The bright white tablecloths and napkins were artistically folded by the sommeliers. The glittering glasses; the ruby red and topaz white wine; the crystal-clear water decanters and the silver capsules of the champagne bottles were more icing on the cake.
I had never been on a train like this one and I couldn’t thank Ely enough for the experience.
“I’ll have turbot fillet rolled with rocket pesto, prosecco and saffron risotto, cuttlefish ink sauce as a starter. And pan fried cod fish, green peas cream with cardamom; grilled lettuce with onions and bacon; olive oil violet mashed potatoes as my main course.
And for dessert - Semifredo with agave syrup, rosehip jelly and lime zests with mignardises served with coffee, thank you,” Ely said.
First class food to satisfy our hunger, the finest of brandy to wet our tongues; we were both excited, frightened and curious – a true adventure of a lifetime sat waiting ahead.
Eating at a table that was slightly shaking, the silverware bounced a bit on the napkins.
A man and woman sat behind us. They were Americans. They were talking at high volume. It almost reminded me of Stella and I.
The man abruptly turned and asked if he might sit with us. That he and his fiancé were looking for quality company and any good stories we might have to tell.

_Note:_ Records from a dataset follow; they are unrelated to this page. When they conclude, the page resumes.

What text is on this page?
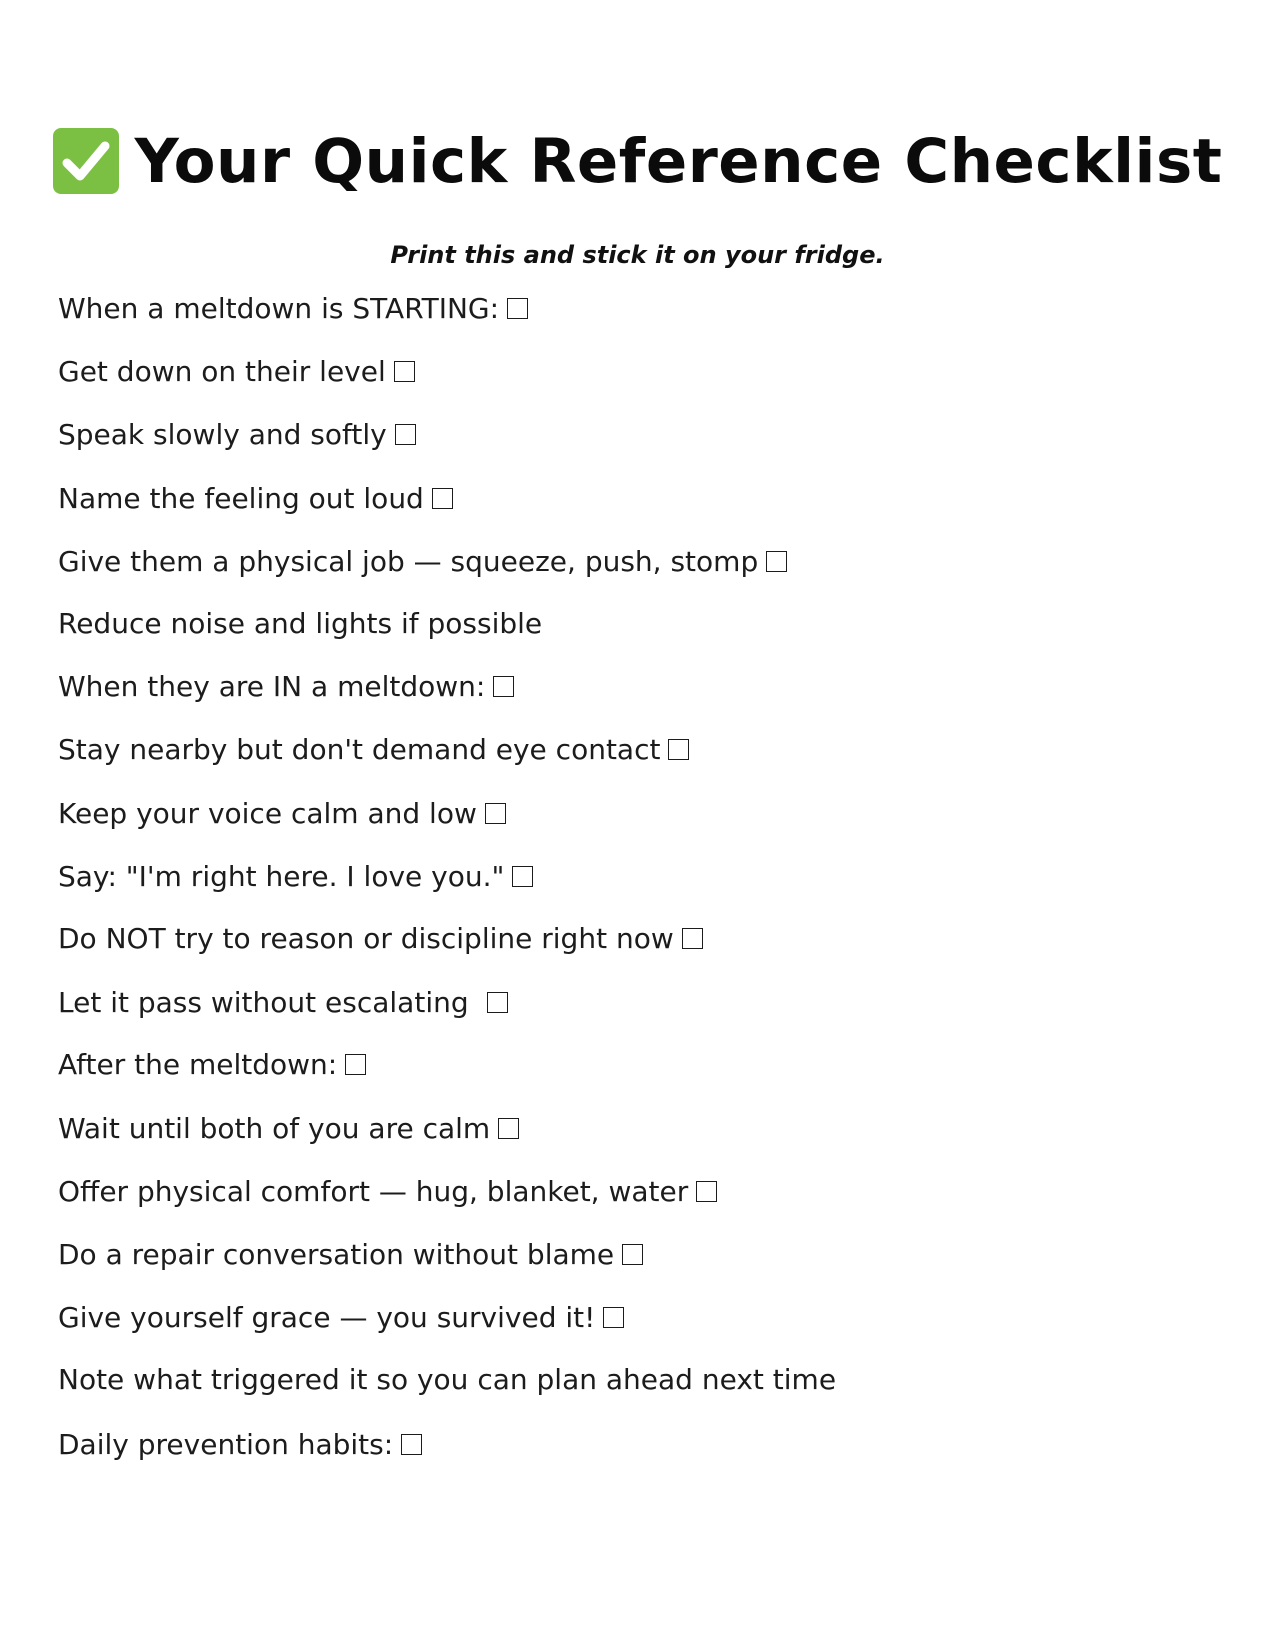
Your Quick Reference Checklist
Print this and stick it on your fridge.
When a meltdown is STARTING:
Get down on their level
Speak slowly and softly
Name the feeling out loud
Give them a physical job — squeeze, push, stomp
Reduce noise and lights if possible
When they are IN a meltdown:
Stay nearby but don't demand eye contact
Keep your voice calm and low
Say: "I'm right here. I love you."
Do NOT try to reason or discipline right now
Let it pass without escalating
After the meltdown:
Wait until both of you are calm
Offer physical comfort — hug, blanket, water
Do a repair conversation without blame
Give yourself grace — you survived it!
Note what triggered it so you can plan ahead next time
Daily prevention habits:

Ely said, “Your food has already been served, making it too much of a hassle,” and then he realized he was wrong. Their food had not been served. Ely had attempted it to try and dissuade them; he obviously wasn’t in the mood to make acquaintances with strangers, and I don’t know that I was either.
“Perfect.” the man said, standing up and helping his fiancé with an open hand. They shimmied themselves out of the booth and over to ours, pushing us toward the windows.
As the silverware and plates were moved below our faces, the man made his introductions. “This is Ms. Caroline Porter, my wonderful fiancé,” he said, “And my name is Jacob, Jacob Stowe.”
My eyes went wide. Ely’s were wider.
“I’m a Lepidopterologist,” he said, leaning forward. “That means I’m an expert on butterflies.” He cleared his throat, looking at his fiancé. “We are on our way to Turkey, to collect specimens for The Butterfly Conservatory at the Museum Of Natural History. And so, may I ask, what brings you to Turkey?”
Under the table I kicked Ely in the shin.
“I’m William Paul, and this is Ely Stokes. I’m a medical student and he’s a colleague of mine. We’re traveling on business, studying various illnesses and diseases,” I said.
Jacob Stowe nodded along, using every moment that he could to talk to us about butterflies. I pretended to know nothing about them.
Jacob Stowe was no longer a being we conjured up out of thin air.
From that point on, we never used that name.